In your opinion, what are the most important challenges facing Nigerian women that speak to the need for an organisation like Feminist Coalition?
In my opinion, the lack of money and power — and I don’t mean money in terms of what is in your pocket but socio-economically. That’s why Feminist Coalition was built on those three pillars: women’s rights and safety, financial equality for women, and the representation of women in office across the executive, the legislature, and the judiciary.
We need to begin to see like minded people, people who will put us first making these decisions along with men so that there is equal representation. Women make up half of the world so it’s only right that we get to make half of the decision-making and that is how I see it. For me, money and power — it’s important that we get those two things.
In what unique way would you say you contribute to the Feminist Coalition?
My core competence is in strategy and operations — identifying a cause and presenting a structure on how Feminist Coalition can work at it and get efficient results. That’s what I contribute essentially — project identification and operational strategy to see how we can achieve what we want to achieve.
In your experience, what are some ways women have been historically disenfranchised in Nigerian society?
Erasure as a general theme. Women are constantly erased from history. I’ll give the example of Funmilayo Ransome-Kuti who was taught to us as the first Nigerian women to drive a car — but that was not all she was. She was a massively powerful and influential woman traditionally, politically, and internationally but we were never taught any of that until we grew up and started to make our own findings.
All I knew her as growing up was as the first Nigerian woman to drive a car and while that is impactful, that is not the extent of what she achieved in the world and it would be nice for the places of women in history books to be secure.
I would hate if the work we are doing, and are going to do, at Feminist Coalition is reduced to a group of girls who can crowdfund.
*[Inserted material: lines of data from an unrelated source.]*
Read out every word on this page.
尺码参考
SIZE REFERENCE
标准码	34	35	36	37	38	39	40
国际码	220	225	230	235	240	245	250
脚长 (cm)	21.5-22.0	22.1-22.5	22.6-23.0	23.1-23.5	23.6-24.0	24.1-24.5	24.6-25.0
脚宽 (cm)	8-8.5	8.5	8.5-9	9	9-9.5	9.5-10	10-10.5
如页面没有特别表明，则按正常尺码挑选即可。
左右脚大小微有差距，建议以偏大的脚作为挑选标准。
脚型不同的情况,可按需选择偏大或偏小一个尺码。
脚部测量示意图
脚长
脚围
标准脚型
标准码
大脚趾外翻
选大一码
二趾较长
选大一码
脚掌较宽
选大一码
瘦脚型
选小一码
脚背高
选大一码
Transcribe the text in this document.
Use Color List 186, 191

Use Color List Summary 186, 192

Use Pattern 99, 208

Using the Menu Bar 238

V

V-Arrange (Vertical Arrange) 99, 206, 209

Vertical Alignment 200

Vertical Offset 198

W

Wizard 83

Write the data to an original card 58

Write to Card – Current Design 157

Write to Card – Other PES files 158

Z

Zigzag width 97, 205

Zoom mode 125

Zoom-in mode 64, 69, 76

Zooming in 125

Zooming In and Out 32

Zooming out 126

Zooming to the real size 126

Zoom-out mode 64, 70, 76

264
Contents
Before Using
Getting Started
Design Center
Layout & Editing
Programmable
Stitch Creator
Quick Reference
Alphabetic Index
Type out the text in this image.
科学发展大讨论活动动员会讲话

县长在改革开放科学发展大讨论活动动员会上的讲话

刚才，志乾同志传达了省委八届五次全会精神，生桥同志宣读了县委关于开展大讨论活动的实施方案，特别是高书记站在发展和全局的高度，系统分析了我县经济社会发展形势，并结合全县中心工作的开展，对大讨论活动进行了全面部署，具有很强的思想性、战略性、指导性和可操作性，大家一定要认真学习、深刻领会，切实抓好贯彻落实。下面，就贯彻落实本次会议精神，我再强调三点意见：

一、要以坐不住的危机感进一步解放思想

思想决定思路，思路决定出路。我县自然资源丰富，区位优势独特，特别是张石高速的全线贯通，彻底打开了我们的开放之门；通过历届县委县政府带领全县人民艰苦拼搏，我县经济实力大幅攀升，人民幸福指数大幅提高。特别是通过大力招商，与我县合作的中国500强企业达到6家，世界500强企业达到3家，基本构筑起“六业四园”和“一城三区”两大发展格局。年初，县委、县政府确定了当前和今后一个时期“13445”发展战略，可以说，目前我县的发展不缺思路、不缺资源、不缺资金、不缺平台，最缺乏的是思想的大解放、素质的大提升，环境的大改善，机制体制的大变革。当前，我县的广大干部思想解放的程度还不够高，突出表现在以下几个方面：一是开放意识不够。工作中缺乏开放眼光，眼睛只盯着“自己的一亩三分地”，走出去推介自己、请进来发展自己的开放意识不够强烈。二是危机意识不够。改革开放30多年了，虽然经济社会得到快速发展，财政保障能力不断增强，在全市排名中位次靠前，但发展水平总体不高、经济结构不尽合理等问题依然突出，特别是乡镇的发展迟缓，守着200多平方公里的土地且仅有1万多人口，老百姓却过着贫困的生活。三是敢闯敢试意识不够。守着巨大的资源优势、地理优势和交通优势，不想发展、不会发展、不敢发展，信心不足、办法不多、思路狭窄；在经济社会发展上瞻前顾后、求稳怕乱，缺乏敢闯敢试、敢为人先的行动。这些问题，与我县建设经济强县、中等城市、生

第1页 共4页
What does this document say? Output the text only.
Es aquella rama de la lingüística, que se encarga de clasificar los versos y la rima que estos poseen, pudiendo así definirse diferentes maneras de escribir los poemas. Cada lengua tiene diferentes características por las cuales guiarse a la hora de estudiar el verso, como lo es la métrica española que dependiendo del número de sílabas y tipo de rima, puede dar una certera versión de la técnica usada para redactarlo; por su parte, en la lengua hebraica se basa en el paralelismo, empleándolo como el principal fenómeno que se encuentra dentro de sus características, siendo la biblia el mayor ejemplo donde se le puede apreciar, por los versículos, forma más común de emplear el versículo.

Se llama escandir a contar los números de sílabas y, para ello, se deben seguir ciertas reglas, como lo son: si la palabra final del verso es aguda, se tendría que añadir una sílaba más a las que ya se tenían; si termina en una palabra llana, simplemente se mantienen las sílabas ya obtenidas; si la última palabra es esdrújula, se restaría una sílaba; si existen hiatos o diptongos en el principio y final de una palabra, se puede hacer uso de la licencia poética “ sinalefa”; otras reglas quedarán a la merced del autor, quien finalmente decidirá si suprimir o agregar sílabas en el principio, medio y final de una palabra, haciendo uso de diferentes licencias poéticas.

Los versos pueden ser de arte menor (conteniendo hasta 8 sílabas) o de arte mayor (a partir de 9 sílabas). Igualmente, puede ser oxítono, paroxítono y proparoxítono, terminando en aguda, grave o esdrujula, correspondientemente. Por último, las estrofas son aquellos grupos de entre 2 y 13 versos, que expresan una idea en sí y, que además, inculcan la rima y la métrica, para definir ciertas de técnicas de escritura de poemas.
No, it’s going to be way more scalable and impactful than that.
Remembering right, documenting right, and staying the course of history truthfully is something that I think is really important to the way women are perceived. Erasure is the reason for the entire disenfranchisement of women because representation matters and if you are not represented well in history then every generation has to start from ground zero and that is just terrible.
How important is education to Feminist Coalition’s work?
Education is a personal passion for me so it is going to be part and parcel of the work we do here at the Feminist Coalition. Obviously, the problems with the educational system in Nigeria are quite evident and one of our projects eventually will be to tackle that, especially for young women.
There are some ideas which we cannot reveal but there are definitely plans in the works to make sure that education is going to work for women specifically and eventually for Nigerians as a whole.
Why is it important to empower women economically and politically?
Statistically speaking, not empowering women economically and politically is driving the nation backwards and making it operate at near half productivity. I think it’s to everybody’s advantage to actually empower women. It's 2021 and there are still so many firsts for women — Kamala Harris will be the first woman to hold the office of vice president of the United States and the US has existed for more than 300 years. Didn’t women exist in all that time?
Furthermore, you can testify to the efficiency and focus of women when given tasks. It would be to the world’s benefit to continue to empower women economically and politically — the world will be a better place and I say that authoritatively.